The HEEADSSS assessment was first introduced by Americans G.M. Cohen and E. Goldenring in Contemporary Pediatrics in 1988. Obviously, then, it didn’t come from the United Nations. However, the implementation of HEEADSSS and of the United Nations’ Convention on the Rights of the Child (CRC) can have striking parallels. That is because both include the notable presumption that parents are agents to be monitored rather than the natural safeguard for their children’s health and rights.

This shared premise makes it easy to employ the CRC and the HEEADSSS assessment together to impede parental rights around the world. The New South Wales (Australia) Center for the Advancement of Adolescent Health (NSW CAAH) has published a popular “Resource Kit” to help doctors learn to administer these assessments. According to their website, the NSW CAAH “believe[s] that all young people have the right to comprehensive health care,” a catch-phrase in international law signifying the “right” of teenagers to make health decisions– especially in the areas of drug use and sexuality (including abortion) – without parental oversight, input, or consent. Not coincidentally, this “right” is often called for by the Committee on the Rights of the Child, which consistently interprets Article 24 of the CRC to include this obligation.

The mindset is the same: parents are an obstruction that must be removed from the room so that the needs of adolescents can be met.

While it is true that there are rare instances where that is in fact the case, fit parents have the fundamental right to direct the care of their children – and that includes the right to grant or deny consent for a doctor to perform a “psychosocial assessment” of your child.

Sadly, the rise of electronic medical records and the drift toward government health care point to a day when the data collected through these assessments will find its way into the hands of the government.

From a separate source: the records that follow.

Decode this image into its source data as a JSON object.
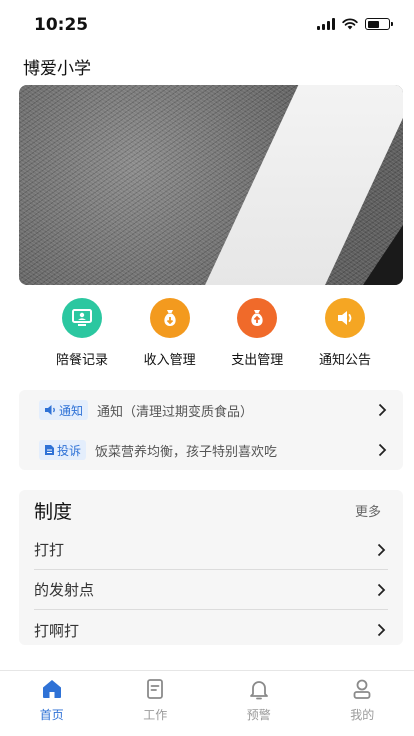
{
  "status_bar": {
    "time": "10:25"
  },
  "header": {
    "school_name": "博爱小学"
  },
  "quick_actions": [
    {
      "label": "陪餐记录",
      "icon": "monitor-icon",
      "color": "#2bc7a0"
    },
    {
      "label": "收入管理",
      "icon": "money-bag-in-icon",
      "color": "#f39a1e"
    },
    {
      "label": "支出管理",
      "icon": "money-bag-out-icon",
      "color": "#f06a2a"
    },
    {
      "label": "通知公告",
      "icon": "speaker-icon",
      "color": "#f5a623"
    }
  ],
  "notices": [
    {
      "tag": "通知",
      "text": "通知（清理过期变质食品）",
      "icon": "speaker-icon"
    },
    {
      "tag": "投诉",
      "text": "饭菜营养均衡，孩子特别喜欢吃",
      "icon": "document-icon"
    }
  ],
  "rules": {
    "title": "制度",
    "more": "更多",
    "items": [
      "打打",
      "的发射点",
      "打啊打"
    ]
  },
  "tabbar": {
    "active_color": "#2f72d6",
    "inactive_color": "#9a9a9a",
    "items": [
      {
        "label": "首页",
        "icon": "home-icon",
        "active": true
      },
      {
        "label": "工作",
        "icon": "clipboard-icon",
        "active": false
      },
      {
        "label": "预警",
        "icon": "bell-icon",
        "active": false
      },
      {
        "label": "我的",
        "icon": "user-icon",
        "active": false
      }
    ]
  }
}
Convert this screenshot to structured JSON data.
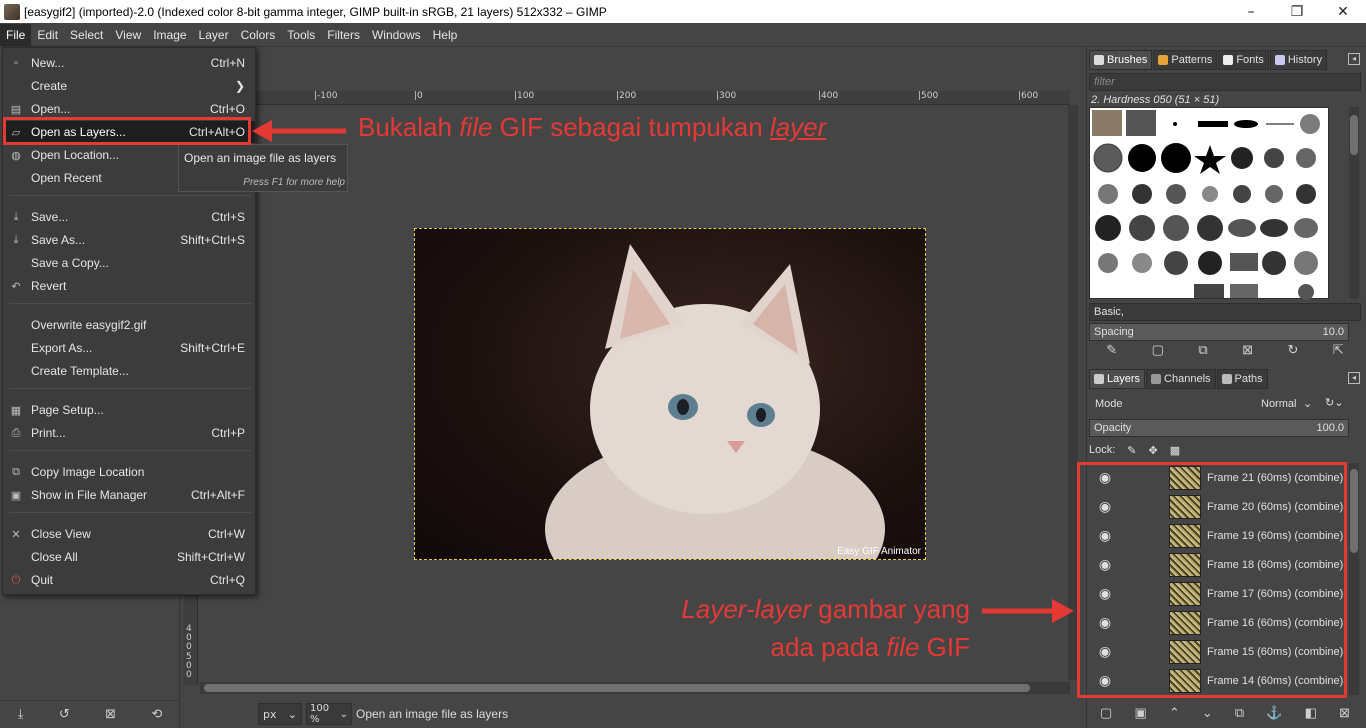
{
  "window": {
    "title": "[easygif2] (imported)-2.0 (Indexed color 8-bit gamma integer, GIMP built-in sRGB, 21 layers) 512x332 – GIMP",
    "buttons": [
      "–",
      "❐",
      "✕"
    ]
  },
  "menubar": [
    "File",
    "Edit",
    "Select",
    "View",
    "Image",
    "Layer",
    "Colors",
    "Tools",
    "Filters",
    "Windows",
    "Help"
  ],
  "file_menu": {
    "new": {
      "label": "New...",
      "shortcut": "Ctrl+N"
    },
    "create": {
      "label": "Create",
      "shortcut": "❯"
    },
    "open": {
      "label": "Open...",
      "shortcut": "Ctrl+O"
    },
    "open_as_layers": {
      "label": "Open as Layers...",
      "shortcut": "Ctrl+Alt+O"
    },
    "open_location": {
      "label": "Open Location..."
    },
    "open_recent": {
      "label": "Open Recent"
    },
    "save": {
      "label": "Save...",
      "shortcut": "Ctrl+S"
    },
    "save_as": {
      "label": "Save As...",
      "shortcut": "Shift+Ctrl+S"
    },
    "save_copy": {
      "label": "Save a Copy..."
    },
    "revert": {
      "label": "Revert"
    },
    "overwrite": {
      "label": "Overwrite easygif2.gif"
    },
    "export_as": {
      "label": "Export As...",
      "shortcut": "Shift+Ctrl+E"
    },
    "create_template": {
      "label": "Create Template..."
    },
    "page_setup": {
      "label": "Page Setup..."
    },
    "print": {
      "label": "Print...",
      "shortcut": "Ctrl+P"
    },
    "copy_location": {
      "label": "Copy Image Location"
    },
    "show_in_manager": {
      "label": "Show in File Manager",
      "shortcut": "Ctrl+Alt+F"
    },
    "close_view": {
      "label": "Close View",
      "shortcut": "Ctrl+W"
    },
    "close_all": {
      "label": "Close All",
      "shortcut": "Shift+Ctrl+W"
    },
    "quit": {
      "label": "Quit",
      "shortcut": "Ctrl+Q"
    }
  },
  "tooltip": {
    "text": "Open an image file as layers",
    "help": "Press F1 for more help"
  },
  "annotations": {
    "top_part1": "Bukalah ",
    "top_italic": "file",
    "top_part2": " GIF sebagai tumpukan ",
    "top_underline": "layer",
    "bottom_italic1": "Layer-layer",
    "bottom_part1": " gambar yang",
    "bottom_part2": "ada pada ",
    "bottom_italic2": "file",
    "bottom_part3": " GIF",
    "color": "#e53935"
  },
  "ruler": {
    "ticks": [
      "|-100",
      "|0",
      "|100",
      "|200",
      "|300",
      "|400",
      "|500",
      "|600"
    ],
    "vertical": [
      "400",
      "500"
    ]
  },
  "canvas": {
    "watermark": "Easy GIF Animator"
  },
  "statusbar": {
    "unit": "px",
    "zoom": "100 %",
    "message": "Open an image file as layers"
  },
  "dock": {
    "tabs_top": [
      "Brushes",
      "Patterns",
      "Fonts",
      "History"
    ],
    "brush_filter_placeholder": "filter",
    "brush_name": "2. Hardness 050 (51 × 51)",
    "brush_tag": "Basic,",
    "spacing_label": "Spacing",
    "spacing_value": "10.0",
    "tabs_bottom": [
      "Layers",
      "Channels",
      "Paths"
    ],
    "mode_label": "Mode",
    "mode_value": "Normal",
    "opacity_label": "Opacity",
    "opacity_value": "100.0",
    "lock_label": "Lock:"
  },
  "layers": [
    "Frame 21 (60ms) (combine)",
    "Frame 20 (60ms) (combine)",
    "Frame 19 (60ms) (combine)",
    "Frame 18 (60ms) (combine)",
    "Frame 17 (60ms) (combine)",
    "Frame 16 (60ms) (combine)",
    "Frame 15 (60ms) (combine)",
    "Frame 14 (60ms) (combine)"
  ]
}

And the push to ratify the CRC could introduce a day when the assessment is seen as a legal necessity to fulfill the government’s obligation to ensure the best interests of every child.

For now, though, you do have the right to say, “No.” When the doctor asks you to leave the room for the sake of your child’s privacy, the two of you together – you and your child – have all the legal authority to protect your family against this intrusion. Many states allow the doctor to honor your teen’s wishes over your own, but not to insert the doctor’s own wishes over those of you and your child together.

The proposed Parental Rights Amendment to the United States Constitution will ensure that this right of parents “to direct the upbringing, education, and care of their child” will remain “a fundamental right.” It will prevent ratification of the CRC and halt the intrusion of the government into your home and privacy. It will also guarantee that no law is passed to take away your right to tell an intrusive doctor, “No.”